白神山地は510万年前頃まで海であり、火山活動によって隆起し陸上となった場所です。ブナが生え始めたのは12000年前とされ、8000年前には現在のブナ林ができたと考えられています。8000年前の姿がそのままの形で残されていることも、世界的な価値を有しています。
②多様な生態系
ブナは北半球の冷温帯に分布していますが、世界のブナ林は氷河期の影響を受け、生態系が大きく崩れてしまいました。ところが、白神山地のブナ林は南に拡大することで氷河期の影響を免れたため、当時の生態系をほぼ維持することができたのです。こうした原始的なブナ林に住む動植物の多様性も、世界遺産登録にあたって高く評価されました。
白神山地には絶滅危惧種のクマゲラをはじめ、94 種の鳥類が生息しています。また、特別天然記念物のニホンカモシカや、ツキノワグマ、ニホンザルなどの中型・大型の哺乳類が14種生息しています。
植物は固有種であるアオモリマンテマやツガルミセバヤなど500種以上が確認されています。
守っていきたい白神山地
白神山地は高低差が数百メートルある渓谷や標高1000メートル級の山々が連なる険しい山岳地帯です。そのため人の手が入ることがなく、ブナの原生林や多様な生態系が現在まで維持されてきました。
白神山地は人の手が加えられていないものの、だからといって人々の生活と全く無関係であったわけではありません。近年の調査では白神山地の山あいから縄文時代の遺構などが発見され、この地で人々が生活を営んでいたことがわかっています。白神山地がもたらす豊かな自然は、縄文人の生活に欠かせない狩猟・採集に大きな恵みをもたらしていたのです。
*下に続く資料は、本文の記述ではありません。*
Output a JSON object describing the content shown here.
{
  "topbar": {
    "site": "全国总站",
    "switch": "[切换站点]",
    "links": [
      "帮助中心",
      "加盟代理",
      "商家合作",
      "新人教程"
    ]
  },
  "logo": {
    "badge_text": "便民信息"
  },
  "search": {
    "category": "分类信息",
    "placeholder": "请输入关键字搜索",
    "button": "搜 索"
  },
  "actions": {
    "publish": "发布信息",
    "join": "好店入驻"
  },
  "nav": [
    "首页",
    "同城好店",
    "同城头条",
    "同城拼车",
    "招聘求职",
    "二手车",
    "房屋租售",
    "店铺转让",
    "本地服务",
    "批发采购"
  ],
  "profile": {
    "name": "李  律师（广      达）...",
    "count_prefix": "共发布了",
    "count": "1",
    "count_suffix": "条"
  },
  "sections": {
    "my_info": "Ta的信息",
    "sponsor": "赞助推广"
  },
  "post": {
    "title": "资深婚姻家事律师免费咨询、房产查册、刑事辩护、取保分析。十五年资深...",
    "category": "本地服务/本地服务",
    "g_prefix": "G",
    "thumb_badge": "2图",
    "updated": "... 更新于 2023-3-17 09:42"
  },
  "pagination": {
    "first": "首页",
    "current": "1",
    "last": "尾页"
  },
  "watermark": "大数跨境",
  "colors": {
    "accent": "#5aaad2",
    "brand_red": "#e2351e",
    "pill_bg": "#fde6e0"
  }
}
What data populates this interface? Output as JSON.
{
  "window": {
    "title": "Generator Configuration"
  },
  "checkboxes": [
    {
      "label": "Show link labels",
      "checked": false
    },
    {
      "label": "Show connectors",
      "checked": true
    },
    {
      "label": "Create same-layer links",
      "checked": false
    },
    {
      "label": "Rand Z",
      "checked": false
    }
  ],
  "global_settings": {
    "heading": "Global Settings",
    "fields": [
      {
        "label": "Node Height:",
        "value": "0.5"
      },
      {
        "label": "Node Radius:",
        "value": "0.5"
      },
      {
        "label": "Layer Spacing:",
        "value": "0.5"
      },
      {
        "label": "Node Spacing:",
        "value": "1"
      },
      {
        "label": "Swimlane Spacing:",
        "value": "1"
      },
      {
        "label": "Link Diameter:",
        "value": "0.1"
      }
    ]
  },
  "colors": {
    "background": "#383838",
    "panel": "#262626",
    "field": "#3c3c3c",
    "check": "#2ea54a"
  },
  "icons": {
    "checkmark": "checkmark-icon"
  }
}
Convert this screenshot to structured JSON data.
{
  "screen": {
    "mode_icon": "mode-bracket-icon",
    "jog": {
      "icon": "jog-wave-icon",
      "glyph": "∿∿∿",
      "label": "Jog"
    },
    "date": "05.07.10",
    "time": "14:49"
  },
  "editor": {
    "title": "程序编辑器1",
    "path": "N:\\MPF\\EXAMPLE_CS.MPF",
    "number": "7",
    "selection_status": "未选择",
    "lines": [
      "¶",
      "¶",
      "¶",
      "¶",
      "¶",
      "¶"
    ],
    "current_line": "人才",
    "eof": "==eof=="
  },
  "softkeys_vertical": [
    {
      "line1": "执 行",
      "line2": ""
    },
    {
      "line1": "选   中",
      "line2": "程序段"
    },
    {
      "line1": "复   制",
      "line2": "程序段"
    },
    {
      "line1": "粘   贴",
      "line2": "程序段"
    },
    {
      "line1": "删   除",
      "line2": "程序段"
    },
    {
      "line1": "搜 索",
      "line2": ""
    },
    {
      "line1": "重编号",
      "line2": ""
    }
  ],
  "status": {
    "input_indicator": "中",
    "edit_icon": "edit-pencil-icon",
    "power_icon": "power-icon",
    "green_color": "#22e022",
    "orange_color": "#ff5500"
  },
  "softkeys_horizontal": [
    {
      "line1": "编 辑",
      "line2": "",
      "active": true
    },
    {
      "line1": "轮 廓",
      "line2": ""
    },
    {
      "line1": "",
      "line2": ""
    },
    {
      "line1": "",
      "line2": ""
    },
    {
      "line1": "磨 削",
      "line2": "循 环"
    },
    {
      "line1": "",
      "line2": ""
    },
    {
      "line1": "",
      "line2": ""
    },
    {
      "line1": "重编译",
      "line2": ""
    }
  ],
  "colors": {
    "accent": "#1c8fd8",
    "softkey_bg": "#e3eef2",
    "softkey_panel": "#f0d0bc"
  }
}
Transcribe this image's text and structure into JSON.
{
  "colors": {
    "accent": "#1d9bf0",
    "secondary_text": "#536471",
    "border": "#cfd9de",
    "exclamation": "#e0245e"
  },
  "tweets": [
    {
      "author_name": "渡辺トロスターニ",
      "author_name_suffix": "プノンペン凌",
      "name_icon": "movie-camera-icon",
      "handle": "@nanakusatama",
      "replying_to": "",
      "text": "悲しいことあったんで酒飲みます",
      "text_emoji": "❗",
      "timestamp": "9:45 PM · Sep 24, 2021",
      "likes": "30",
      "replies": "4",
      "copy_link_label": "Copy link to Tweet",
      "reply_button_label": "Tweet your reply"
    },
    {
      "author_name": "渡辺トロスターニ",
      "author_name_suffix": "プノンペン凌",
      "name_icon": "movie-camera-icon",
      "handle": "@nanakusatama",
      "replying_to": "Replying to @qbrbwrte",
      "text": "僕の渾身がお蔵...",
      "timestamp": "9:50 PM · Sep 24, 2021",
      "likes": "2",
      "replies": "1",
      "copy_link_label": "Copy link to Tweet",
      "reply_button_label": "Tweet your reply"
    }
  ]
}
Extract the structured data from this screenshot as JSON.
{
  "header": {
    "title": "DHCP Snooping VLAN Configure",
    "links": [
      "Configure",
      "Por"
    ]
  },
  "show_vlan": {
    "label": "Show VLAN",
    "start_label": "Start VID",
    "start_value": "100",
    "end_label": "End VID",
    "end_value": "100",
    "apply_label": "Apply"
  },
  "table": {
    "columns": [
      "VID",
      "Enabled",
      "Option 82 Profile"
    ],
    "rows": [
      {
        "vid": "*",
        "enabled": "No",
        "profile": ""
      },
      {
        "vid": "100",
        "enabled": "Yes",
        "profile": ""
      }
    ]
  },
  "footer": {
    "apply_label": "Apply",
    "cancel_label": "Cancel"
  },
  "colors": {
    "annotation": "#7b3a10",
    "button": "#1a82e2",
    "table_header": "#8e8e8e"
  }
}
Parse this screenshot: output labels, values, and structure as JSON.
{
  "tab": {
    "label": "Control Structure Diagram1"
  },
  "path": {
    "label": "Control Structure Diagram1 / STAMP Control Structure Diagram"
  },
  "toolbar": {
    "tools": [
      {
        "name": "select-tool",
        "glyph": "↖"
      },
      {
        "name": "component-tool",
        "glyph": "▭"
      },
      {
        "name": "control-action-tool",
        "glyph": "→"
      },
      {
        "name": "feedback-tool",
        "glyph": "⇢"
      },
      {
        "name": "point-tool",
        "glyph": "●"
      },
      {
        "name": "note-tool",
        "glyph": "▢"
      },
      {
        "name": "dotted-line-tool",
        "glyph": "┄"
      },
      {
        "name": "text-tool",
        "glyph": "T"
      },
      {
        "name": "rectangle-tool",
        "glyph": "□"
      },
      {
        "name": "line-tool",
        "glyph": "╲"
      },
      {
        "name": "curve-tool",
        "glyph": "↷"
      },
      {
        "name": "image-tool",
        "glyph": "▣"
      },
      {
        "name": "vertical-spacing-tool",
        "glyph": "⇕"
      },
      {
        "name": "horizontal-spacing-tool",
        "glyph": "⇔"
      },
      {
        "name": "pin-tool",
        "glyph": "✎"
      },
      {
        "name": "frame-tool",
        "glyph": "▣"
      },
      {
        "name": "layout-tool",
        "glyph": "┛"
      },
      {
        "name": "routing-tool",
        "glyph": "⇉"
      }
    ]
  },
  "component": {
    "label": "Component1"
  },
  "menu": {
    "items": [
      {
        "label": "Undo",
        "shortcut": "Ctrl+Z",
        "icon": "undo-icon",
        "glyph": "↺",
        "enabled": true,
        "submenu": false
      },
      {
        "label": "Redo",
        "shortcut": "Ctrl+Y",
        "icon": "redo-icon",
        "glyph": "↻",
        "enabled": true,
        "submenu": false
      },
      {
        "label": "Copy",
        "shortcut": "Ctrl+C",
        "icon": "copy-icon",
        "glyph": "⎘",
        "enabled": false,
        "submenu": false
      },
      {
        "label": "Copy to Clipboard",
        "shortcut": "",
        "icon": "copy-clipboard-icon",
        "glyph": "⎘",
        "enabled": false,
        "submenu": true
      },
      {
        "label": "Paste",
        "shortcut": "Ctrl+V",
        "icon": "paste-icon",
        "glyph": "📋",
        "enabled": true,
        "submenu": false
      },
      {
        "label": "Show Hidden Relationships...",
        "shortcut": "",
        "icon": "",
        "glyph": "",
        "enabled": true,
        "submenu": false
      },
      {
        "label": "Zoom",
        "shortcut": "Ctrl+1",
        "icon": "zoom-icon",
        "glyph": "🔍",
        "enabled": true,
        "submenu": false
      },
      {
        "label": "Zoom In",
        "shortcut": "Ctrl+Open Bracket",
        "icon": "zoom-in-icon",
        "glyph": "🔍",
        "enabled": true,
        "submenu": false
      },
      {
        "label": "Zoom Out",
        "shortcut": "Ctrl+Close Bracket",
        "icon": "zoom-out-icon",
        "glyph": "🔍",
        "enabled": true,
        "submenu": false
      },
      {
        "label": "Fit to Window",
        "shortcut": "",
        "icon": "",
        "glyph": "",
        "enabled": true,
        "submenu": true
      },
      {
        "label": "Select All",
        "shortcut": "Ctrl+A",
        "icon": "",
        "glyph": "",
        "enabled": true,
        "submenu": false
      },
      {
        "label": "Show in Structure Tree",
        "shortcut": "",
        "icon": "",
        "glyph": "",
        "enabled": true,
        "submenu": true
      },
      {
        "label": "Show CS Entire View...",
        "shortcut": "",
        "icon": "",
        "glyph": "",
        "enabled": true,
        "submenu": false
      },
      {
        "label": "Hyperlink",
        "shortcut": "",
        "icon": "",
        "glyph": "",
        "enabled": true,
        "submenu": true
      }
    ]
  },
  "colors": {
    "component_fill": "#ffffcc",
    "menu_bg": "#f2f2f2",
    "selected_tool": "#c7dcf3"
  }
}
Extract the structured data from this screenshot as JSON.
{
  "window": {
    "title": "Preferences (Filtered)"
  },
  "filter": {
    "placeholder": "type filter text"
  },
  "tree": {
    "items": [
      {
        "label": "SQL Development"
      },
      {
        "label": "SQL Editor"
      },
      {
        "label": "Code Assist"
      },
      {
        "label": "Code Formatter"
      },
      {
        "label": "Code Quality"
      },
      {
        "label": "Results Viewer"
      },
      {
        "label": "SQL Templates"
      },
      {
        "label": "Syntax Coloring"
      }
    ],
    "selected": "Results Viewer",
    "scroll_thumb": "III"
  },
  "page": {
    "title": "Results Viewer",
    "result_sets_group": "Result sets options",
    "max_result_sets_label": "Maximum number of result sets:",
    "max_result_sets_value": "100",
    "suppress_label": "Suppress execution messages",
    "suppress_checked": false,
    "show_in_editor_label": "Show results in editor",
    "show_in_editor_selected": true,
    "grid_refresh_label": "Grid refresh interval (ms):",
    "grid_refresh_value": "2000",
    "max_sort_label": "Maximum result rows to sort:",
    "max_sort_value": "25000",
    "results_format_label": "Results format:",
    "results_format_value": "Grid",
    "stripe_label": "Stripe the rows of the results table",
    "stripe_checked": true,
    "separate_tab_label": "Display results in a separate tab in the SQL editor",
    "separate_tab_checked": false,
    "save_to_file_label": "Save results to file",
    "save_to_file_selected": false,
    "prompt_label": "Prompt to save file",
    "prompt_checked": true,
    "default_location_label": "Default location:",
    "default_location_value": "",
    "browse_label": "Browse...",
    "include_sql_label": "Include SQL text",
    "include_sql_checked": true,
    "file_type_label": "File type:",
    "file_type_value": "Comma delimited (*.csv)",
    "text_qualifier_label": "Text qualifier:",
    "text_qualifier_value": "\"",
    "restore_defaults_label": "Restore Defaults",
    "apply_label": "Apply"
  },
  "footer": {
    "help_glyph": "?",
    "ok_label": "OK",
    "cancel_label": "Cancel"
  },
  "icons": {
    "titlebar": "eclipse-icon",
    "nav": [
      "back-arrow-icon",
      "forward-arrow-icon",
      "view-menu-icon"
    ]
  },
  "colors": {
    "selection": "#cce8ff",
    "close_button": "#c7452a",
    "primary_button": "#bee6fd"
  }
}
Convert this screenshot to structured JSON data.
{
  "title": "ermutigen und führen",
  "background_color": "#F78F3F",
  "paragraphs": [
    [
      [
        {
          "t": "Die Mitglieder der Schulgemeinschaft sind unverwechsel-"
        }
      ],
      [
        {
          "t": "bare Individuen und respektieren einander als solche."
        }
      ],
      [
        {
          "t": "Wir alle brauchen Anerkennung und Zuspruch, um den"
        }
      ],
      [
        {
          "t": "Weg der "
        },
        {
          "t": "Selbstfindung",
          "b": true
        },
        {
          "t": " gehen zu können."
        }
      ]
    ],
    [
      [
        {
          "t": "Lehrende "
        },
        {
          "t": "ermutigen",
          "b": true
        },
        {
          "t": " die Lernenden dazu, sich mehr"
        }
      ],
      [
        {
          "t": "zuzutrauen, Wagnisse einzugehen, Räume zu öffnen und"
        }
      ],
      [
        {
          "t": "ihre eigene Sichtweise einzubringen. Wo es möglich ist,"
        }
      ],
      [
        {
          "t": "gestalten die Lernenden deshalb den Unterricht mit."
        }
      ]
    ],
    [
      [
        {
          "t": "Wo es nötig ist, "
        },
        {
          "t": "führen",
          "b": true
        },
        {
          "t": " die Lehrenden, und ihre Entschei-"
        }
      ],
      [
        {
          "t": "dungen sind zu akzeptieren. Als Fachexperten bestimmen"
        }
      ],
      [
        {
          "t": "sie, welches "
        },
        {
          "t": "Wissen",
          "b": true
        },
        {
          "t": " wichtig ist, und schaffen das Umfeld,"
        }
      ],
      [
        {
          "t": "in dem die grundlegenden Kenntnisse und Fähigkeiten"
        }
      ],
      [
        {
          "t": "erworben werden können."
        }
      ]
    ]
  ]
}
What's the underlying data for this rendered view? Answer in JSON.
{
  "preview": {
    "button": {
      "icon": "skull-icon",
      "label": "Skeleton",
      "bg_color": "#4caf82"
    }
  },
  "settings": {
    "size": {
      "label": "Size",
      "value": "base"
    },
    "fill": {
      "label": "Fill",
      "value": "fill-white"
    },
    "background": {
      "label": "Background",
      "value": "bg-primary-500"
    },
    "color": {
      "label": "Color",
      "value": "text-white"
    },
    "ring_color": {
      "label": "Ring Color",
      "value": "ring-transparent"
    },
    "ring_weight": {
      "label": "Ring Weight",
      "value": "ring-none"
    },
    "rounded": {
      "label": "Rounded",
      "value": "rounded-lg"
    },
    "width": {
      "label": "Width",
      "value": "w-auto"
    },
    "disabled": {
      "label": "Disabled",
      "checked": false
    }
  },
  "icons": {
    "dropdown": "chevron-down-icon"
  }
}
また、1000年以上前からマタギの文化が存在しており、現在まで継承されています。
白神山地は世界的にも貴重な自然遺産であり、今後も維持し継承していくことが課題となっています。
白神山地は人の手が加わっていないことが価値の一つであることから、登山ルートを設置せず自然の状態を維持することに努めています。また、世界遺産登録地域(核心地域)は入山が制限されています。
ブナは寒い地域に分布する樹木です。そのため、地球温暖化が進むと白神山地のブナ林が失われてしまうのではないかという懸念が高まっています。現在の速度で温暖化が進むと100年後にはブナ林の約9割が失われる恐れがあり、それに伴って生態系も大きく崩れてしまうと考えられています。世界遺産である白神山地が抱えている問題は、まさに世界規模で考え取り組んでいかなければならない問題でもあるのです。